Last September, we shared an article about the benefits of controlled burns and other Indigenous practices for wildfire management and mitigation. Now, the Bootleg fire in Oregon is offering up some more evidence to support that Indigenous practices could be lifesaving in a climate change-fueled fire future.
The wildfire was moving rapidly through the state when it came upon the Sycan Marsh Preserve, a 30,000-acre wetland. The region is thick with ponderosa pines and managed by The Nature Conservancy who works with local Klamath Tribes to implement pre-colonial forest management techniques. Thanks to their work, the fire slowed and dimmed as it reached the forest, giving firefighters time to move in and steer the blaze away from a critical research center.
As part of their Indigenous forest management, the tribes work with researchers to conduct prescribed burns and thin out some younger trees. The forest not only helped slow the wildfire’s progression, but damage to the forest was also far less severe than in other areas the flames moved through. Some firefighters even reported wildlife seeking refuge on specially designated “green islands” designed to be avoided by flames under the treatment method.

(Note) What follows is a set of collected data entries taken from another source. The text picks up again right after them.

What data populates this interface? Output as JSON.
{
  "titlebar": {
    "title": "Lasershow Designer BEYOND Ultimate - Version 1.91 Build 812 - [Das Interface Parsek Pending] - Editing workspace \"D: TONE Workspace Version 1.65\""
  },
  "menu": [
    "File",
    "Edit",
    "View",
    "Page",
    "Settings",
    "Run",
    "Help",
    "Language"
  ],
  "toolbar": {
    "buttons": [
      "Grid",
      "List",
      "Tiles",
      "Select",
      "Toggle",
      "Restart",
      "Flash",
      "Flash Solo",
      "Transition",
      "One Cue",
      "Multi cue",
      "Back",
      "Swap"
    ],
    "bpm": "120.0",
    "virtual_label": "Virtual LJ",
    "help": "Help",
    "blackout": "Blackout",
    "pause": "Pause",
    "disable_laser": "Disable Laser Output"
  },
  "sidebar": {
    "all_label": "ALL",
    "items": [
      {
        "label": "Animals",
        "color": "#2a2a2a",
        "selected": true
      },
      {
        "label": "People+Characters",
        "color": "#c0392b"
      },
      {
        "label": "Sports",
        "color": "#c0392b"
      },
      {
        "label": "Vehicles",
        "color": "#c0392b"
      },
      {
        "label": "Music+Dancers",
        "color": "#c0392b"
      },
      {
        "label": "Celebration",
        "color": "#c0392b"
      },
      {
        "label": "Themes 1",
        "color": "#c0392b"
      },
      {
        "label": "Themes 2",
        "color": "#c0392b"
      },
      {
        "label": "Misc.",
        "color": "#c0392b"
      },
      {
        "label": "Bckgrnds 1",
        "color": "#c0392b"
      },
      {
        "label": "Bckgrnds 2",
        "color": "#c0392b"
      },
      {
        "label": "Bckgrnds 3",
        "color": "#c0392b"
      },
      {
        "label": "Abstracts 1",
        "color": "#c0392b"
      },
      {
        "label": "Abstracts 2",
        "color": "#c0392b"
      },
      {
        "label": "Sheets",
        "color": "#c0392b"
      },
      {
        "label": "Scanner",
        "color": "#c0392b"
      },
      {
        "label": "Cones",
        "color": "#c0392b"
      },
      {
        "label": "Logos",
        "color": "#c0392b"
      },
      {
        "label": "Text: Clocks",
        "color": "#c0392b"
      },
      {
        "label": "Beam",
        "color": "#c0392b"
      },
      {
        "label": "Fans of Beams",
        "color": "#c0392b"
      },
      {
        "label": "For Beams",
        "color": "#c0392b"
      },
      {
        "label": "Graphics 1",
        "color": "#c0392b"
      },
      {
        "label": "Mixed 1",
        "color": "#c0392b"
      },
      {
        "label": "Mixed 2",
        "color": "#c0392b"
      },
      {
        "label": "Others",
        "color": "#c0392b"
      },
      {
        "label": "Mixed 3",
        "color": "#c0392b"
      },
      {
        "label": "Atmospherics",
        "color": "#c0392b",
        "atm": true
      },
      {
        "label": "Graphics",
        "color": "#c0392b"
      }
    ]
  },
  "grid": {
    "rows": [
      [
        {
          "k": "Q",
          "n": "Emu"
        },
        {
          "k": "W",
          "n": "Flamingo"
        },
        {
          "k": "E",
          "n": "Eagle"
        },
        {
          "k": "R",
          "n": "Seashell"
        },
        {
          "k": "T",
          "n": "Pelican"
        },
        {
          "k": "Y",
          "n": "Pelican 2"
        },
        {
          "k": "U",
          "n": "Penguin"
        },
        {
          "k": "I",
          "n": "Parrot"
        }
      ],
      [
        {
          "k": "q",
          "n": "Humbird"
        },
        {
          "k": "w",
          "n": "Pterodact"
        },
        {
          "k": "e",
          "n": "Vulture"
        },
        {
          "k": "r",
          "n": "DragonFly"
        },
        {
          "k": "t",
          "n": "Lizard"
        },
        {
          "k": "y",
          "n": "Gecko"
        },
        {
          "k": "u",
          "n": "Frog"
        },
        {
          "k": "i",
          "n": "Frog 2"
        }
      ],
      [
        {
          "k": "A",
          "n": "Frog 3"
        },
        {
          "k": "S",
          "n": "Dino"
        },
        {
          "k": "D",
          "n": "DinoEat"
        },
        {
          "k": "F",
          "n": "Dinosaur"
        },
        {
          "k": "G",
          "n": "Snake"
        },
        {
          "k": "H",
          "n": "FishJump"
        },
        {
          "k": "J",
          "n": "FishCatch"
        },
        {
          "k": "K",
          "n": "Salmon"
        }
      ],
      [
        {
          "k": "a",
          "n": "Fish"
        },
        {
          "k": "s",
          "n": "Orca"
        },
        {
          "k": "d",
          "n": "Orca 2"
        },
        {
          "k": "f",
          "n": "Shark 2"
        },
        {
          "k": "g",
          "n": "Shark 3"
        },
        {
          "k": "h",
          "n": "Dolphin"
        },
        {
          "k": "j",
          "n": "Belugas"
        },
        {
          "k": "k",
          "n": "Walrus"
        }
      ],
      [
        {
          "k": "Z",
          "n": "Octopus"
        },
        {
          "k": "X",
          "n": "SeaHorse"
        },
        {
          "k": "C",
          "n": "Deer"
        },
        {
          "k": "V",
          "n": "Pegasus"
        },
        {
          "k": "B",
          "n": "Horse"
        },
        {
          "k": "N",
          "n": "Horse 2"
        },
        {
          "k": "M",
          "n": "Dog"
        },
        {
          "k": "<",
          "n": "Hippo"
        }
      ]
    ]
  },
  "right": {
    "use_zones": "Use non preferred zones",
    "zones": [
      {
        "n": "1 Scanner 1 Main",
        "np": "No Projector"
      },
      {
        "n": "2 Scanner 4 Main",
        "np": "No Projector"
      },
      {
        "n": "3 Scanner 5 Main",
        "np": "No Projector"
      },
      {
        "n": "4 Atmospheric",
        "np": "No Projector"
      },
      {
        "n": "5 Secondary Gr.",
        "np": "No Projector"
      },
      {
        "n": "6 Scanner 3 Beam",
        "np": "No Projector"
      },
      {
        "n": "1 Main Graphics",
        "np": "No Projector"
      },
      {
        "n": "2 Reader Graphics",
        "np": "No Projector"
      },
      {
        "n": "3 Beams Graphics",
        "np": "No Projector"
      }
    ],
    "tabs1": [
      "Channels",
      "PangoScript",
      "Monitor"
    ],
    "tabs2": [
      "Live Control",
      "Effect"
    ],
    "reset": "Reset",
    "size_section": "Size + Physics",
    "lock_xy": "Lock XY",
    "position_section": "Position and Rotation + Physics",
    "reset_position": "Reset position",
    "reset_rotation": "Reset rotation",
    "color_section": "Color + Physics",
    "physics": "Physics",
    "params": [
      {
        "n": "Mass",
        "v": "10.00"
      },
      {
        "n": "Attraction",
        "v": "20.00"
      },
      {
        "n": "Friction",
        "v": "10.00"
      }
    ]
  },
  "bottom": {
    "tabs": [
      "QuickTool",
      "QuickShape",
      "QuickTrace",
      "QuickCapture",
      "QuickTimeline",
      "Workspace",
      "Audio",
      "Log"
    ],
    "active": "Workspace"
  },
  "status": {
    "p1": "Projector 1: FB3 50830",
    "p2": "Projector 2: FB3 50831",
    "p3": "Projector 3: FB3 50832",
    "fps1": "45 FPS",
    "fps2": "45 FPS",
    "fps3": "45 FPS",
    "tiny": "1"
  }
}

Hundreds of Native American tribes used to conduct regular controlled burns throughout the west until European settlers outlawed the practice. Unfortunately, centuries of fire suppression, combined with climate change, has created the perfect storm for the severe fires which rage across the western US each summer. As climate change continues to intensify, investment in controlled burns and other pre-colonial management techniques could be the only way to quell the west’s devastating fires.